21st Century Minds

21st Century Minds


In yesterday’s Indianapolis Star,  Dr. Plucker from Indiana University did an excellent job in reporting the positive assessment trends encouraging Hoosiers to feel excited about the latest ISTEP results reporting demonstrated improvement  especially with the Hispanic population and those students who advanced to a “pass plus” category. He was also authentic in reporting that the number of students taking the tests over the last few years has grown with an additional 15,000 students taking the test in 2009.


What his conversation neglected to report is a multi-faceted challenge and one we must address if we are truly to educate our students in ways where there is an emotionally invested interest in learning, transference of knowledge, and subject matter is contextualized and memorized for the long term.. not just for a couple of hours followed by another hour or two of  regurgitating the facts that the children and adolescents have been practicing and drilling for months prior to this two or three subject assessment.


The test anxiety is so high for many students and teachers that the propensity for “cheating” has been repeatedly reported across our nation. We are concerned for a day when the reports are published, but then we repeat this vicious cycle.   There is so much angst, anxiety and fear of failure experienced by many administrators’ students and teachers that this incredible testing and accountability frenzy has taken the joy and the creative and critical thinking skills and endeavors, discussions, and reflection time out of the education reform movement. If teachers are being asked to spend 40-50 % of their instructional time preparing for standardized tests, have we given them time, space and support in providing professional development generating new ideas of approaching these ongoing tests, creating projects and ways to invigorate their curriculum alongside the testing ? 


 If I am asked to give acuity testing to one of my special education students or Latino students who is struggling with the formalized and narrow scope of literary recall that will be presented on his/her next standardized assessment with little to no accommodations given that are actually relevant and proficient in providing a “way” for her to reframe and understand a problem presented, I guarantee you my goal will be to see that this child feels successful and capable in  this assessment experience, possibly qualifying my assistance as “cheating.”


Do we not understand that we have a national crisis in this time in our country, and one that is not about competing globally with assessment scores? Our crisis is that 21% of students between the ages of 8-17 years old are experiencing chronic stress, higher than any age group.  The pandemic of “bullying” is directly and intimately related to these stressors and we must begin to understand that this is the most populous and diverse time in our world’s history and the effects of economic hardships, familial breakdown, digital learning, and social media are creating new ways of relating to one another and the world. My own three teenage children tell me that I just do not understand how difficult it is to be a teenager in today’s world! They make this statement repeatedly with wide eyes and a desperate desire that I will try to know and feel my way through their social community and all that is being asked of them in this time.
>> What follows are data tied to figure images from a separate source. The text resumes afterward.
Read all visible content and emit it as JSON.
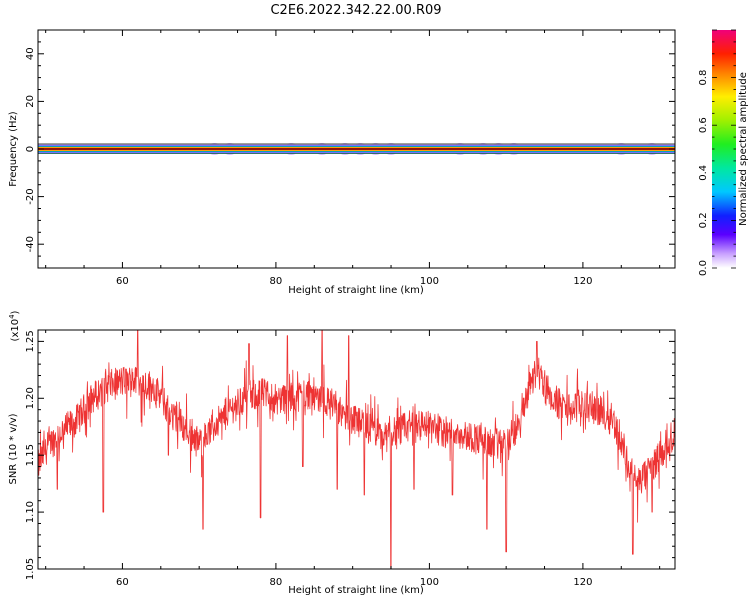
{
  "title": "C2E6.2022.342.22.00.R09",
  "chart_data": [
    {
      "type": "heatmap",
      "xlabel": "Height of straight line (km)",
      "ylabel": "Frequency (Hz)",
      "xlim": [
        49,
        132
      ],
      "ylim": [
        -50,
        50
      ],
      "xticks": [
        "60",
        "80",
        "100",
        "120"
      ],
      "yticks": [
        "-40",
        "-20",
        "0",
        "20",
        "40"
      ],
      "line_y": 0,
      "activity_clusters_x": [
        72,
        74,
        82,
        86,
        89,
        91,
        93,
        95,
        104,
        107,
        109,
        111,
        125,
        129
      ],
      "colorbar": {
        "label": "Normalized spectral amplitude",
        "range": [
          0,
          1
        ],
        "ticks": [
          "0.0",
          "0.2",
          "0.4",
          "0.6",
          "0.8"
        ]
      }
    },
    {
      "type": "line",
      "xlabel": "Height of straight line (km)",
      "ylabel": "SNR (10 * v/v)",
      "exponent_label": "(x10",
      "exponent_power": "4",
      "exponent_close": ")",
      "xlim": [
        49,
        132
      ],
      "ylim": [
        1.05,
        1.26
      ],
      "xticks": [
        "60",
        "80",
        "100",
        "120"
      ],
      "yticks": [
        "1.05",
        "1.10",
        "1.15",
        "1.20",
        "1.25"
      ],
      "line_color": "#ee3333",
      "series": [
        {
          "x": [
            49,
            50,
            52,
            54,
            56,
            58,
            60,
            62,
            64,
            66,
            68,
            70,
            72,
            74,
            76,
            78,
            80,
            82,
            84,
            86,
            88,
            90,
            92,
            94,
            96,
            98,
            100,
            102,
            104,
            106,
            108,
            110,
            112,
            113,
            114,
            116,
            118,
            120,
            122,
            124,
            126,
            127,
            128,
            130,
            132
          ],
          "values": [
            1.14,
            1.155,
            1.17,
            1.18,
            1.2,
            1.21,
            1.215,
            1.215,
            1.21,
            1.19,
            1.175,
            1.16,
            1.175,
            1.19,
            1.2,
            1.205,
            1.2,
            1.2,
            1.205,
            1.2,
            1.19,
            1.18,
            1.175,
            1.165,
            1.17,
            1.18,
            1.175,
            1.17,
            1.17,
            1.165,
            1.16,
            1.16,
            1.18,
            1.21,
            1.225,
            1.2,
            1.19,
            1.195,
            1.19,
            1.18,
            1.14,
            1.125,
            1.13,
            1.15,
            1.17
          ]
        }
      ],
      "dips": [
        {
          "x": 51.5,
          "y": 1.12
        },
        {
          "x": 57.5,
          "y": 1.1
        },
        {
          "x": 66.0,
          "y": 1.15
        },
        {
          "x": 70.5,
          "y": 1.085
        },
        {
          "x": 78.0,
          "y": 1.095
        },
        {
          "x": 83.5,
          "y": 1.14
        },
        {
          "x": 88.0,
          "y": 1.12
        },
        {
          "x": 91.5,
          "y": 1.115
        },
        {
          "x": 95.0,
          "y": 1.05
        },
        {
          "x": 98.0,
          "y": 1.12
        },
        {
          "x": 103.0,
          "y": 1.115
        },
        {
          "x": 107.5,
          "y": 1.085
        },
        {
          "x": 110.0,
          "y": 1.065
        },
        {
          "x": 126.5,
          "y": 1.063
        },
        {
          "x": 129.0,
          "y": 1.1
        }
      ],
      "peaks": [
        {
          "x": 62.0,
          "y": 1.26
        },
        {
          "x": 76.5,
          "y": 1.248
        },
        {
          "x": 81.5,
          "y": 1.255
        },
        {
          "x": 86.0,
          "y": 1.26
        },
        {
          "x": 89.5,
          "y": 1.255
        },
        {
          "x": 114.0,
          "y": 1.25
        }
      ]
    }
  ]
}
 Education is about living outside the walls of school and as I travel throughout our public schools mentoring new teachers, I am once again reminded, of this living paradox inside educational reform!


Mark Akers wrote an interesting blog in today’s Indianapolis Star  about Indiana’s low rank  ( 30’s out of 50) in economic innovation as companies like Google are calling for employees to use 20% of their time to work on their own projects, ideas, even if they are not directly related to Google. The purpose? To keep employees inspired and innovative! Google is not the only company desiring creative and innovative employees. Research has reported that Fortune 500 companies are more interested in individuals who are able to collaborate, are adaptable, flexible in their  thinking and problem solve generating many ideas that equate to  possible solution(s).


Last year at the university level, we began to renovate our curriculum guided by Lumina so that we are mentoring and teaching to the higher level cognitive thinking and problem -solving skills asking students to develop, design and create projects and assessments that reflect a holistic approach to the teaching and learning process. And yet, the K-12 movement with common core standards, teacher evaluation and continual assessment of 2 out of 8 intelligences is not addressing the lifelong learning that will be required in this new era of differentiating professions as today’s students will have 7-10 career changes in their adult life time!


Dr. Dan Goleman reported several years ago that the Emotional IQ is a much better indicator predicting professional success, aptitude and overall well–being than verbal and non-verbal assessment performance. Pat Wolfe states that the “highest SAT scores cannot help students to use the information with new and unanticipated situations inside real world problems and challenges.”  Learning is about transference!


 A couple of days ago our state superintendent stated,   “Accountability works,”  “And measurement works.”   In all honestly, I would challenge Dr. Bennett on these statements. Accountability and measurement may work for short periods of time while viewing standardized test scores, but when we do not balance a curriculum with the creative, critical and emotional skills needed to energize and excite students and teachers in feeling successful and capable, we  have lost sight of the purpose and personalization of education that creates lasting changes; “mining for assets!”